European stocks fell more than 1 per cent to their lowest in nearly three weeks. Britain's FTSE 100 dropped 0.85 per cent to two-week lows.

S&P futures fell 0.34 per cent after the S&P 500 lost 0.34 per cent overnight. The Nasdaq Composite hit record highs as investors favoured Big Tech stocks, which have performed well during the pandemic.

"What is likely ahead of us is a continued but temporary deceleration of economic activity of one to three months which likely started in August," said Sebastien Galy, senior macro strategist at Nordea Asset Management.

In Europe, markets are focused on whether the European Central Bank will this week begin to scale back its bond purchase program.

The dollar hit a one-week high against the single currency and against an index of currencies, recovering from recent five-week lows.

Yields on 10-year Treasury notes fell to 1.3529 per cent compared to a US close of 1.371 per cent on Tuesday, retreating from this week's eight-week highs. Germany's 10-year Bund yield edged lower to -0.329 per cent.

MSCI's broadest index of Asia-Pacific shares outside Japan fell 0.68 per cent, having stretched its gains in the past eight sessions.

Australia slipped 0.24 per cent, Hong Kong shed 0.45 per cent and Chinese blue chips dropped 0.41 per cent, also weighed down by recent soft data in the world's second-biggest economy.

Bucking the regional trend, Japan's Nikkei gained 0.89 per cent to a five-month high, helped by revised gross domestic product growth figures beating expectations.

Bitcoin paused for breath after plunging 17 per cent on Monday to a low of around $43,000 before recovering.
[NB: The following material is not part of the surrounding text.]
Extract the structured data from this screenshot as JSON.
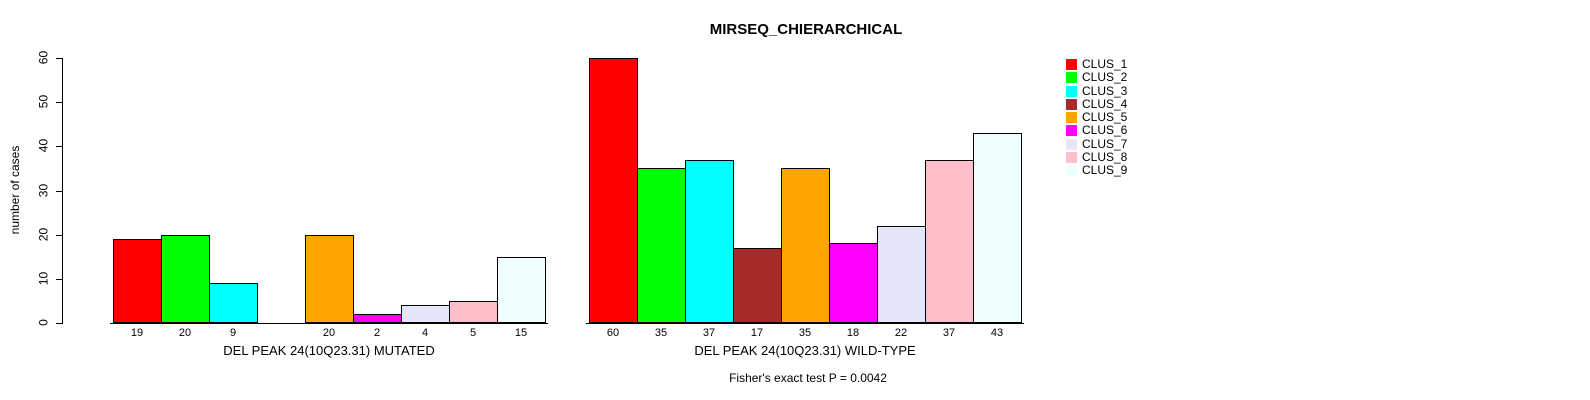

It was last at $45,170, down 3.67 per cent.

US crude oil rose 0.42 per cent to $68.64 a barrel and Brent crude gained 0.33 per cent to $71.92 per barrel, with prices supported by a slow production restart in the US Gulf of Mexico after Hurricane Ida hit the region.

Gold gained 0.21 per cent to $1797.25 per ounce in line with the risk-averse mood and just below the psychologically key $1800 level which it fell through in the previous session.